La gélose DCA est un milieu sélectif servant à isoler des pathogènes intestinaux notamment Shigella et Salmonella. Les souches fermentant le lactose produisent des colonies roses entourées d’une zone de précipitation de bile. Les organismes des souches ne le fermentant pas sont incolores.

 

   
Une anse sert à dispenser de petites quantités d'antisérum pour des tests d'agglutination sur lame.
Figure 4-12. Une anse sert à dispenser de petites quantités d’antisérum pour des tests d’agglutination sur lame.

 

Les sérums anti- Shigella vont agglutiner les souches du même sérogroupe/sérotype (droite). La solution salée n'agglutine pas les Shigella (gauche).
Figure 4-13. Les sérums anti-Shigella vont agglutiner les souches du même sérogroupe/sérotype (droite). La solution salée n’agglutine pas les Shigella (gauche).

 

   

Plusieurs formulations de gélose DCA, éventuellement variables concernant leur sélectivité, sont disponibles auprès de divers fabricants.
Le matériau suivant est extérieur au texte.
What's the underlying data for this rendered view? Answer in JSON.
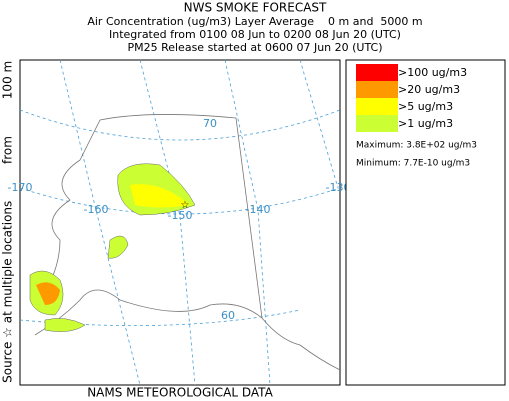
{
  "header": {
    "title": "NWS SMOKE FORECAST",
    "lines": [
      "Air Concentration (ug/m3) Layer Average    0 m and  5000 m",
      "Integrated from 0100 08 Jun to 0200 08 Jun 20 (UTC)",
      "PM25 Release started at 0600 07 Jun 20 (UTC)"
    ]
  },
  "side_label": [
    "Source ☆",
    "at multiple locations",
    "from",
    "100 m"
  ],
  "map": {
    "lon_labels": [
      "-170",
      "-160",
      "-150",
      "-140",
      "-130"
    ],
    "lat_labels": [
      "70",
      "60"
    ]
  },
  "legend": {
    "items": [
      {
        "label": ">100 ug/m3",
        "color": "#ff0000"
      },
      {
        "label": ">20 ug/m3",
        "color": "#ff9900"
      },
      {
        "label": ">5 ug/m3",
        "color": "#ffff00"
      },
      {
        "label": ">1 ug/m3",
        "color": "#ccff33"
      }
    ],
    "maximum": "Maximum: 3.8E+02 ug/m3",
    "minimum": "Minimum: 7.7E-10 ug/m3"
  },
  "footer": "NAMS METEOROLOGICAL DATA"
}
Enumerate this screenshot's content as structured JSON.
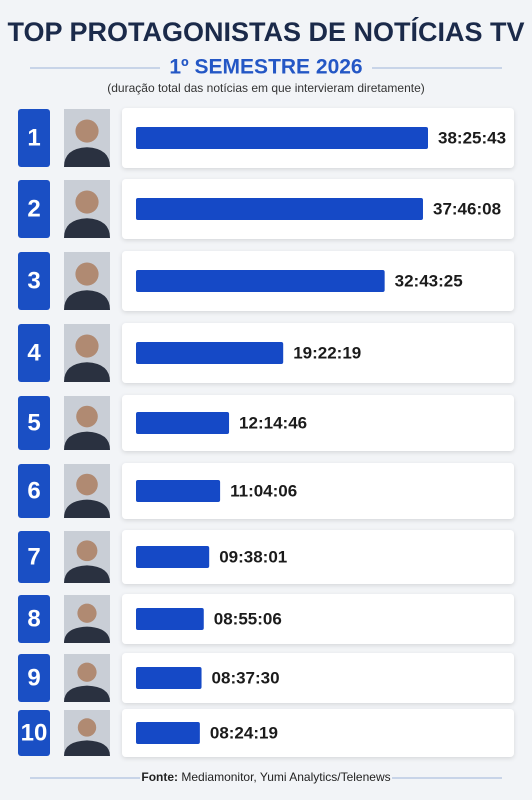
{
  "chart_data": {
    "type": "bar",
    "orientation": "horizontal",
    "title": "TOP PROTAGONISTAS DE NOTÍCIAS TV",
    "subtitle": "1º SEMESTRE 2026",
    "note": "(duração total das notícias em que intervieram diretamente)",
    "categories": [
      "1",
      "2",
      "3",
      "4",
      "5",
      "6",
      "7",
      "8",
      "9",
      "10"
    ],
    "values": [
      138343,
      135968,
      117805,
      69739,
      44086,
      39846,
      34681,
      32106,
      31050,
      30259
    ],
    "value_labels": [
      "38:25:43",
      "37:46:08",
      "32:43:25",
      "19:22:19",
      "12:14:46",
      "11:04:06",
      "09:38:01",
      "08:55:06",
      "08:37:30",
      "08:24:19"
    ],
    "color": "#1549c6",
    "source_label": "Fonte:",
    "source": "Mediamonitor, Yumi Analytics/Telenews"
  }
}
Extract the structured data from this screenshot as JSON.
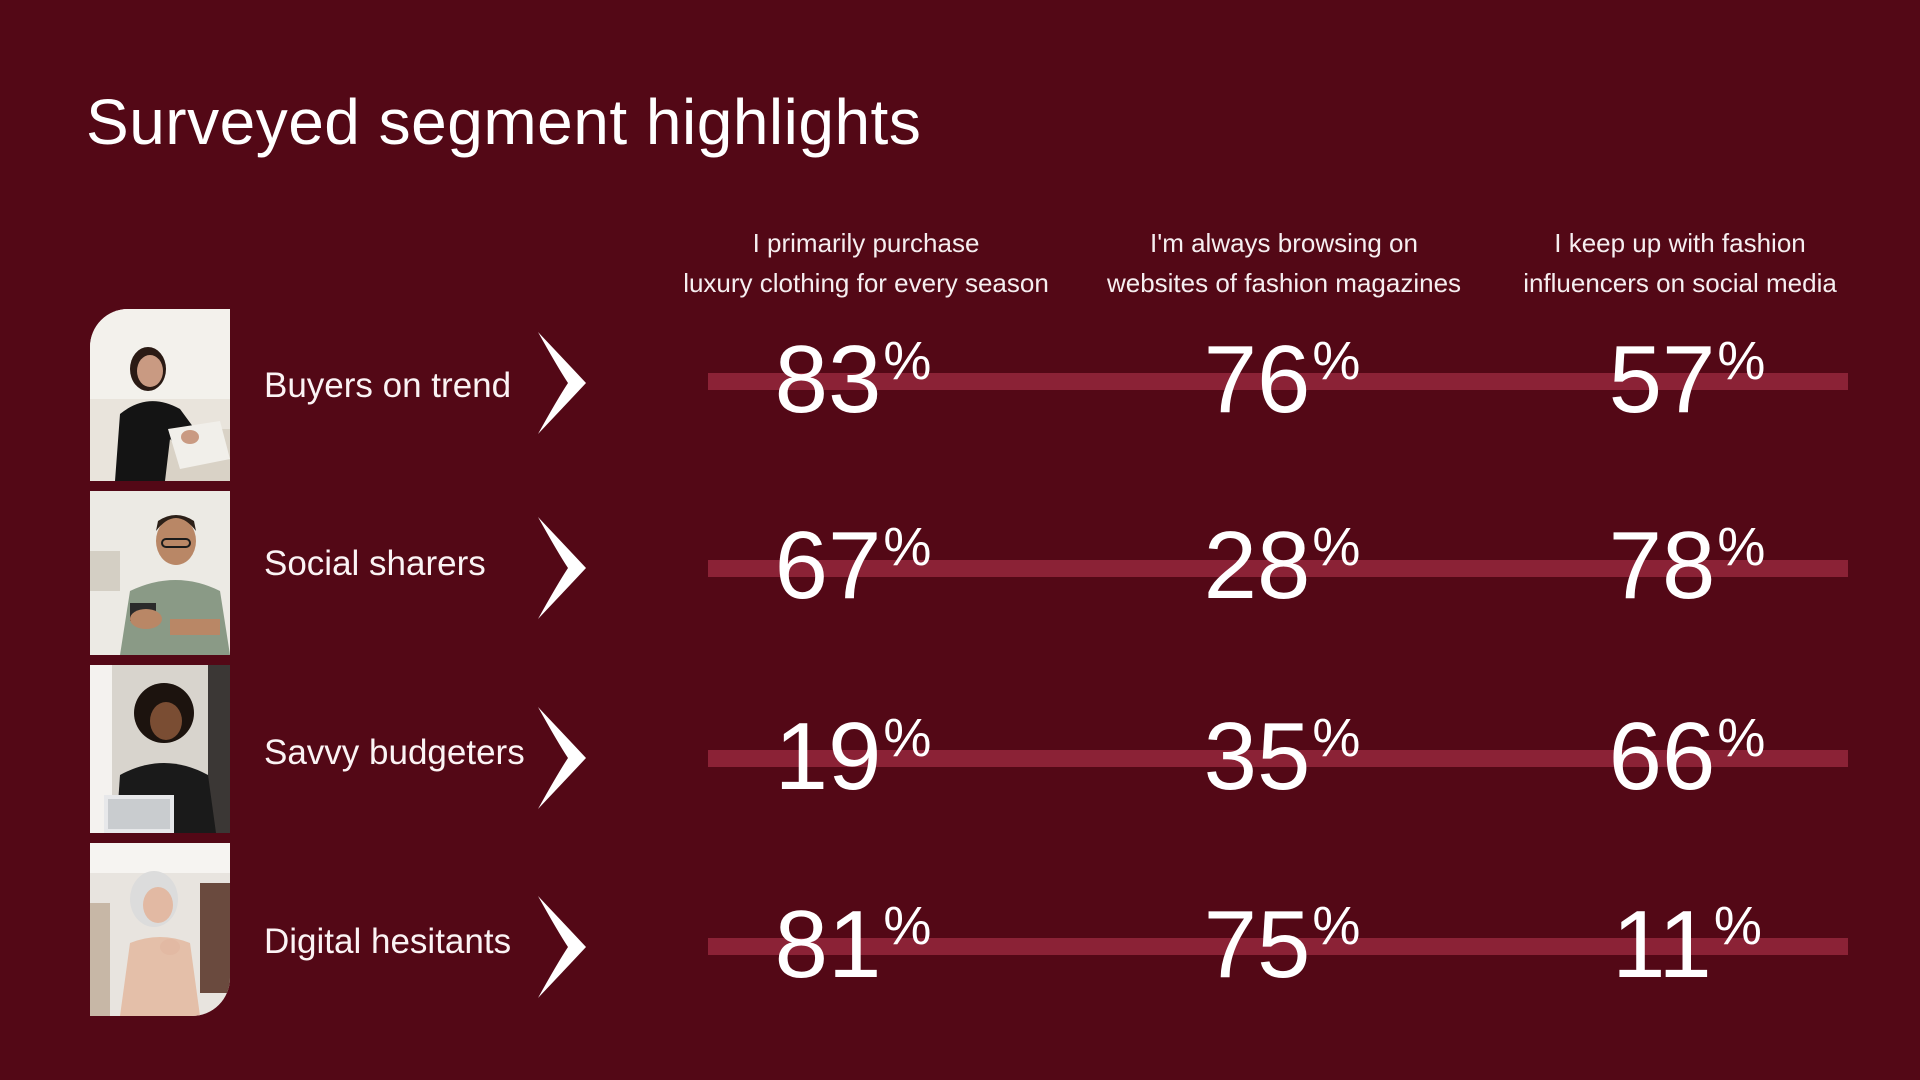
{
  "title": "Surveyed segment highlights",
  "columns": [
    {
      "line1": "I primarily purchase",
      "line2": "luxury clothing for every season"
    },
    {
      "line1": "I'm always browsing on",
      "line2": "websites of fashion magazines"
    },
    {
      "line1": "I keep up with fashion",
      "line2": "influencers on social media"
    }
  ],
  "rows": [
    {
      "label": "Buyers on trend",
      "photo_icon": "woman-sitting-photo",
      "values": [
        "83",
        "76",
        "57"
      ]
    },
    {
      "label": "Social sharers",
      "photo_icon": "man-with-phone-photo",
      "values": [
        "67",
        "28",
        "78"
      ]
    },
    {
      "label": "Savvy budgeters",
      "photo_icon": "woman-with-laptop-photo",
      "values": [
        "19",
        "35",
        "66"
      ]
    },
    {
      "label": "Digital hesitants",
      "photo_icon": "woman-shopping-photo",
      "values": [
        "81",
        "75",
        "11"
      ]
    }
  ],
  "percent_sign": "%",
  "colors": {
    "background": "#530816",
    "bar": "#8b2236",
    "text": "#ffffff"
  }
}
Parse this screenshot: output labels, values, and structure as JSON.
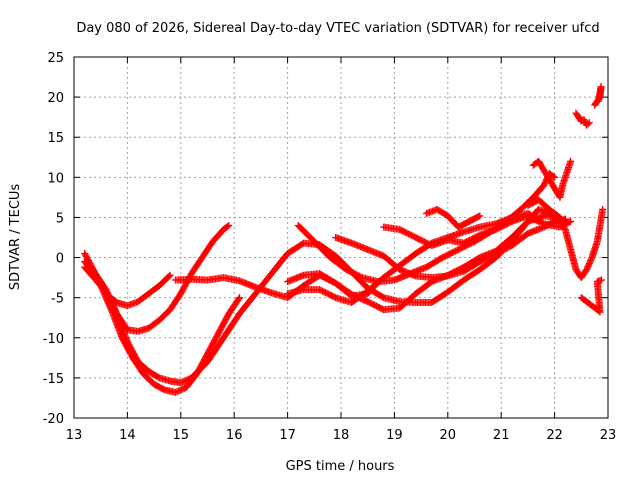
{
  "chart_data": {
    "type": "scatter",
    "title": "Day 080 of 2026, Sidereal Day-to-day VTEC variation (SDTVAR) for receiver ufcd",
    "xlabel": "GPS time / hours",
    "ylabel": "SDTVAR / TECUs",
    "xlim": [
      13,
      23
    ],
    "ylim": [
      -20,
      25
    ],
    "x_ticks": [
      "13",
      "14",
      "15",
      "16",
      "17",
      "18",
      "19",
      "20",
      "21",
      "22",
      "23"
    ],
    "y_ticks": [
      "-20",
      "-15",
      "-10",
      "-5",
      "0",
      "5",
      "10",
      "15",
      "20",
      "25"
    ],
    "grid": true,
    "marker": "+",
    "color": "#ff0000",
    "series": [
      {
        "name": "track-1",
        "points": [
          [
            13.2,
            0.5
          ],
          [
            13.4,
            -2
          ],
          [
            13.6,
            -4.5
          ],
          [
            13.8,
            -5.6
          ],
          [
            14.0,
            -6
          ],
          [
            14.2,
            -5.5
          ],
          [
            14.4,
            -4.5
          ],
          [
            14.6,
            -3.5
          ],
          [
            14.8,
            -2.2
          ]
        ]
      },
      {
        "name": "track-2",
        "points": [
          [
            13.2,
            -0.5
          ],
          [
            13.5,
            -3
          ],
          [
            13.8,
            -7
          ],
          [
            14.0,
            -10.5
          ],
          [
            14.2,
            -13
          ],
          [
            14.4,
            -14.2
          ],
          [
            14.6,
            -15
          ],
          [
            14.8,
            -15.4
          ],
          [
            15.0,
            -15.6
          ],
          [
            15.2,
            -15
          ],
          [
            15.5,
            -13
          ],
          [
            15.8,
            -10
          ],
          [
            16.1,
            -7
          ],
          [
            16.4,
            -4.5
          ],
          [
            16.7,
            -2
          ],
          [
            17.0,
            0.5
          ],
          [
            17.3,
            1.8
          ],
          [
            17.6,
            1.6
          ],
          [
            17.9,
            0.2
          ],
          [
            18.2,
            -1.8
          ],
          [
            18.5,
            -3.8
          ],
          [
            18.8,
            -5
          ],
          [
            19.1,
            -5.5
          ],
          [
            19.4,
            -5.6
          ],
          [
            19.7,
            -5.6
          ],
          [
            20.0,
            -4.3
          ],
          [
            20.3,
            -2.8
          ],
          [
            20.6,
            -1.5
          ],
          [
            20.9,
            0
          ],
          [
            21.2,
            2
          ],
          [
            21.5,
            4.5
          ],
          [
            21.7,
            6
          ],
          [
            21.9,
            5.5
          ],
          [
            22.1,
            4.5
          ],
          [
            22.2,
            4.8
          ]
        ]
      },
      {
        "name": "track-3",
        "points": [
          [
            13.3,
            -1
          ],
          [
            13.6,
            -4
          ],
          [
            13.8,
            -7
          ],
          [
            14.0,
            -9
          ],
          [
            14.2,
            -9.2
          ],
          [
            14.4,
            -8.8
          ],
          [
            14.6,
            -7.8
          ],
          [
            14.8,
            -6.5
          ],
          [
            15.0,
            -4.5
          ],
          [
            15.2,
            -2
          ],
          [
            15.4,
            0
          ],
          [
            15.6,
            2
          ],
          [
            15.8,
            3.5
          ],
          [
            15.9,
            4
          ]
        ]
      },
      {
        "name": "track-4",
        "points": [
          [
            13.2,
            -1.2
          ],
          [
            13.5,
            -3.5
          ],
          [
            13.7,
            -6.5
          ],
          [
            13.9,
            -10
          ],
          [
            14.1,
            -12.5
          ],
          [
            14.3,
            -14.5
          ],
          [
            14.5,
            -15.8
          ],
          [
            14.7,
            -16.5
          ],
          [
            14.9,
            -16.8
          ],
          [
            15.1,
            -16.2
          ],
          [
            15.3,
            -14.5
          ],
          [
            15.5,
            -12
          ],
          [
            15.7,
            -9.5
          ],
          [
            15.9,
            -7
          ],
          [
            16.1,
            -5
          ]
        ]
      },
      {
        "name": "track-5",
        "points": [
          [
            14.9,
            -2.8
          ],
          [
            15.2,
            -2.7
          ],
          [
            15.5,
            -2.8
          ],
          [
            15.8,
            -2.5
          ],
          [
            16.1,
            -2.9
          ],
          [
            16.4,
            -3.7
          ],
          [
            16.7,
            -4.4
          ],
          [
            17.0,
            -5
          ],
          [
            17.3,
            -3.5
          ],
          [
            17.6,
            -2.2
          ],
          [
            17.9,
            -3.2
          ],
          [
            18.2,
            -4.6
          ],
          [
            18.5,
            -5.5
          ],
          [
            18.8,
            -6.5
          ],
          [
            19.1,
            -6.3
          ],
          [
            19.4,
            -4.5
          ],
          [
            19.7,
            -3
          ],
          [
            20.0,
            -2.2
          ],
          [
            20.3,
            -1.2
          ],
          [
            20.6,
            0
          ],
          [
            20.9,
            0.8
          ],
          [
            21.2,
            2.5
          ],
          [
            21.5,
            4.5
          ],
          [
            21.8,
            5.2
          ],
          [
            22.1,
            5
          ]
        ]
      },
      {
        "name": "track-6",
        "points": [
          [
            17.0,
            -3
          ],
          [
            17.3,
            -2.2
          ],
          [
            17.6,
            -2
          ],
          [
            17.9,
            -3.2
          ],
          [
            18.2,
            -4.8
          ],
          [
            18.5,
            -4.5
          ],
          [
            18.7,
            -3
          ]
        ]
      },
      {
        "name": "track-7",
        "points": [
          [
            17.0,
            -4.5
          ],
          [
            17.3,
            -4
          ],
          [
            17.6,
            -4
          ],
          [
            17.9,
            -5
          ],
          [
            18.2,
            -5.6
          ],
          [
            18.5,
            -4.2
          ],
          [
            18.8,
            -2.5
          ],
          [
            19.1,
            -1
          ],
          [
            19.4,
            0.5
          ],
          [
            19.7,
            1.8
          ],
          [
            20.0,
            2.5
          ],
          [
            20.3,
            3.2
          ],
          [
            20.6,
            3.8
          ],
          [
            20.9,
            4.2
          ],
          [
            21.2,
            5
          ],
          [
            21.5,
            5.5
          ],
          [
            21.8,
            4.2
          ],
          [
            22.1,
            3.8
          ],
          [
            22.3,
            4.5
          ]
        ]
      },
      {
        "name": "track-8",
        "points": [
          [
            17.2,
            4
          ],
          [
            17.5,
            2
          ],
          [
            17.8,
            0
          ],
          [
            18.1,
            -1.5
          ],
          [
            18.4,
            -2.5
          ],
          [
            18.7,
            -3
          ],
          [
            19.0,
            -2.8
          ],
          [
            19.3,
            -2
          ],
          [
            19.6,
            -1.2
          ],
          [
            19.9,
            0
          ],
          [
            20.2,
            1
          ],
          [
            20.5,
            2
          ],
          [
            20.8,
            3.2
          ],
          [
            21.1,
            4.5
          ],
          [
            21.4,
            6.2
          ],
          [
            21.6,
            7.5
          ],
          [
            21.8,
            9
          ],
          [
            21.9,
            10.5
          ],
          [
            22.0,
            10
          ]
        ]
      },
      {
        "name": "track-9",
        "points": [
          [
            17.9,
            2.5
          ],
          [
            18.2,
            1.8
          ],
          [
            18.5,
            1
          ],
          [
            18.8,
            0.2
          ],
          [
            19.1,
            -1.5
          ],
          [
            19.4,
            -2.3
          ],
          [
            19.7,
            -2.5
          ],
          [
            20.0,
            -2.3
          ],
          [
            20.3,
            -1.7
          ],
          [
            20.6,
            -0.5
          ],
          [
            20.9,
            0.5
          ],
          [
            21.2,
            1.5
          ],
          [
            21.5,
            3
          ],
          [
            21.8,
            3.8
          ],
          [
            22.0,
            4.5
          ],
          [
            22.1,
            4.8
          ]
        ]
      },
      {
        "name": "track-10",
        "points": [
          [
            18.8,
            3.8
          ],
          [
            19.1,
            3.5
          ],
          [
            19.4,
            2.5
          ],
          [
            19.7,
            1.5
          ],
          [
            20.0,
            2.2
          ],
          [
            20.3,
            1.8
          ],
          [
            20.6,
            2.8
          ],
          [
            20.9,
            3.5
          ],
          [
            21.2,
            4.5
          ],
          [
            21.5,
            5.2
          ],
          [
            21.7,
            4.5
          ]
        ]
      },
      {
        "name": "track-11",
        "points": [
          [
            19.6,
            5.5
          ],
          [
            19.8,
            6
          ],
          [
            20.0,
            5.2
          ],
          [
            20.2,
            3.8
          ],
          [
            20.4,
            4.5
          ],
          [
            20.6,
            5.2
          ]
        ]
      },
      {
        "name": "track-12",
        "points": [
          [
            21.5,
            6.5
          ],
          [
            21.7,
            7.2
          ],
          [
            21.9,
            6
          ],
          [
            22.0,
            5.5
          ],
          [
            22.1,
            5
          ],
          [
            22.2,
            3.5
          ],
          [
            22.3,
            1
          ],
          [
            22.4,
            -1.5
          ],
          [
            22.5,
            -2.5
          ],
          [
            22.6,
            -1.5
          ],
          [
            22.7,
            0
          ],
          [
            22.8,
            2
          ],
          [
            22.85,
            4
          ],
          [
            22.9,
            6
          ]
        ]
      },
      {
        "name": "track-13",
        "points": [
          [
            21.6,
            11.5
          ],
          [
            21.7,
            12
          ],
          [
            22.1,
            7.5
          ],
          [
            22.15,
            9
          ],
          [
            22.2,
            10
          ],
          [
            22.25,
            11
          ],
          [
            22.3,
            12
          ]
        ]
      },
      {
        "name": "track-14",
        "points": [
          [
            22.4,
            18
          ],
          [
            22.45,
            17.5
          ],
          [
            22.5,
            17
          ],
          [
            22.55,
            17.2
          ],
          [
            22.6,
            16.5
          ],
          [
            22.65,
            16.8
          ]
        ]
      },
      {
        "name": "track-15",
        "points": [
          [
            22.75,
            19
          ],
          [
            22.8,
            19.5
          ],
          [
            22.85,
            20
          ],
          [
            22.87,
            21.3
          ],
          [
            22.82,
            19.5
          ]
        ]
      },
      {
        "name": "track-16",
        "points": [
          [
            22.5,
            -5
          ],
          [
            22.6,
            -5.5
          ],
          [
            22.7,
            -6
          ],
          [
            22.8,
            -6.5
          ],
          [
            22.85,
            -6.8
          ],
          [
            22.8,
            -3
          ],
          [
            22.88,
            -2.8
          ]
        ]
      }
    ]
  }
}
Préparation et contrôle de qualité

Préparer selon les instructions du fabricant. (Note: On peut également les préparer à partir d’ingrédients individuels mais cela donnera une différence plus importante entre les lots par rapport aux préparations commerciales déshydratées.) Le milieu DCA est très sensible à la chaleur et il faut éviter de le porter à ébullition. Ne pas autoclaver. Les boîtes de Pétri peuvent être conservées à 4°C pendant une semaine au maximum. Pour le contrôle de qualité de la DCA, les organismes suivants devront être adaptés à la confirmation des caractéristiques de croissance sélective et inhibitrice. E. coli peut être plus ou moins inhibé mais produira des colonies roses entourées d’une zone de bile précipitée. S. flexneri et S. dysenteriae 1 produiront un assez bon développement de colonies incolores.

 

  2. Gélose Hektoen entérique (HE)
   

La gélose HE est un milieu sélectif différentiel utile pour l’isolement de Salmonella et Shigella. C’est un système d’indicateur H2S pour repérer les Salmonella productrices d’H2S et se présentant sous la forme de colonies bleues et vertes avec un centre noir. Les colonies Shigella sont vertes alors que celles qui fermentent le lactose comme E. coli sont de couleur rose ou orange avec une zone de précipitation de la bile.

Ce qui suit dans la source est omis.